Dispensaries will be limited to selling only 2.5 ounces to each patient every two weeks, so as to curtail diversion for illegal purposes. Patients will only be allowed to possess up to 2.5 ounces at any given time.
But there are other very good things about the Arizona law; those who crafted the law incorporated lessons learned in other medical marijuana states.
For instance, while employers are still allowed to maintain “drug free workplaces” and prohibit use of marijuana or impairment from marijuana on the job, simply testing positive for cannabis
on a urinalysis or other drug test will no longer, by itself
, be enough to discipline or fire a medical marijuana patient in the workplace.
Additionally, medicinal use of cannabis won’t be cause for someone to be denied an organ transplant, to deny a good parent their child custody rights, or to evict a patient or deny them an education.
Nationally, 70 percent of Americans favor making marijuana legally available for doctors to recommend in order to reduce pain and suffering, according to a recent Gallup poll.

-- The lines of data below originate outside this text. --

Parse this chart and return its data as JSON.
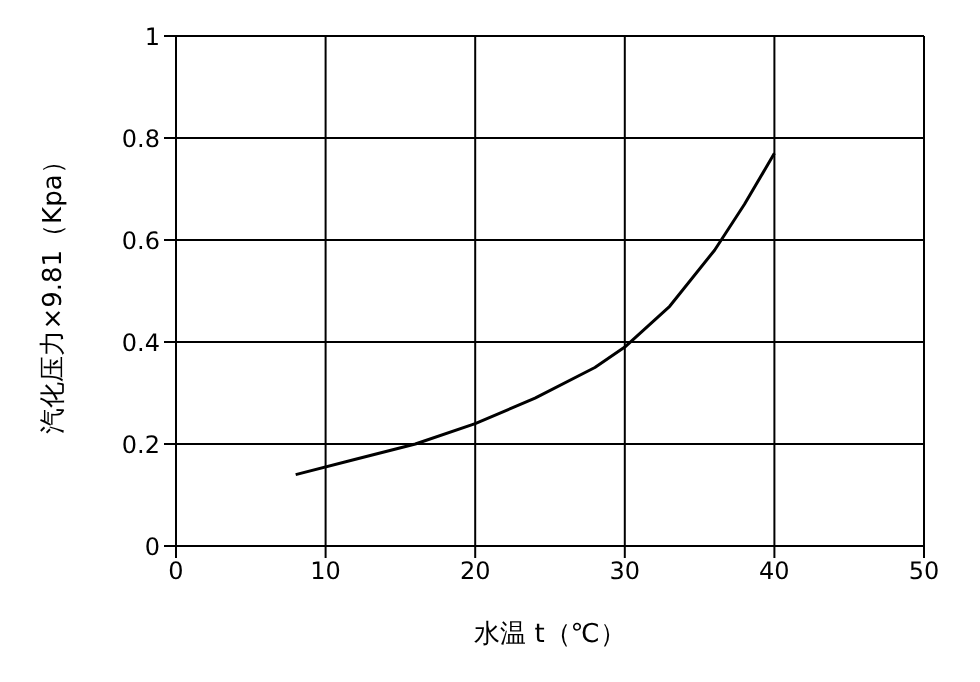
{
  "chart_data": {
    "type": "line",
    "xlabel": "水温 t（℃）",
    "ylabel": "汽化压力×9.81（Kpa）",
    "x": [
      8,
      12,
      16,
      20,
      24,
      28,
      30,
      33,
      36,
      38,
      40
    ],
    "series": [
      {
        "color": "#000000",
        "values": [
          0.14,
          0.17,
          0.2,
          0.24,
          0.29,
          0.35,
          0.39,
          0.47,
          0.58,
          0.67,
          0.77
        ]
      }
    ],
    "xlim": [
      0,
      50
    ],
    "xticks": [
      0,
      10,
      20,
      30,
      40,
      50
    ],
    "ylim": [
      0,
      1
    ],
    "yticks": [
      0,
      0.2,
      0.4,
      0.6,
      0.8,
      1
    ],
    "grid": true,
    "marker": "none",
    "line_style": "solid"
  }
}
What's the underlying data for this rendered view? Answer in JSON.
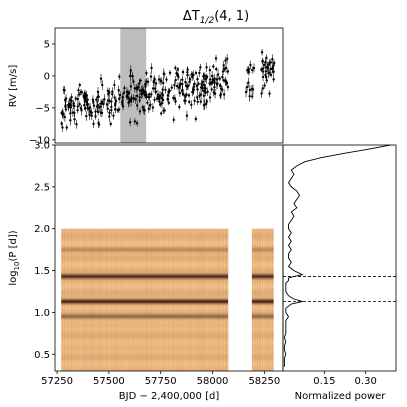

“Sadly, patients in 35 states still have no legal protection if marijuana is the medicine that works best for them,” Kampia said. “We will continue working in the years ahead to ensure that others are awarded the respect and compassionate care that seriously ill patients in Arizona will now enjoy, thanks to this law.”
Prop 203 allows for the establishment of about 120 tightly run, state-regulated clinics that will dispense marijuana to qualified patients in Arizona. Patients who live more than 25 miles from a clinic will be allowed to grow their own cannabis.
Other states allowing medical marijuana are Alaska, California, Colorado, Hawaii, Maine, Michigan, Montana, New Jersey, New Mexico, Nevada, Oregon, Rhode Island, Vermont, and Washington state. The District of Columbia has also legalized medicinal cannabis.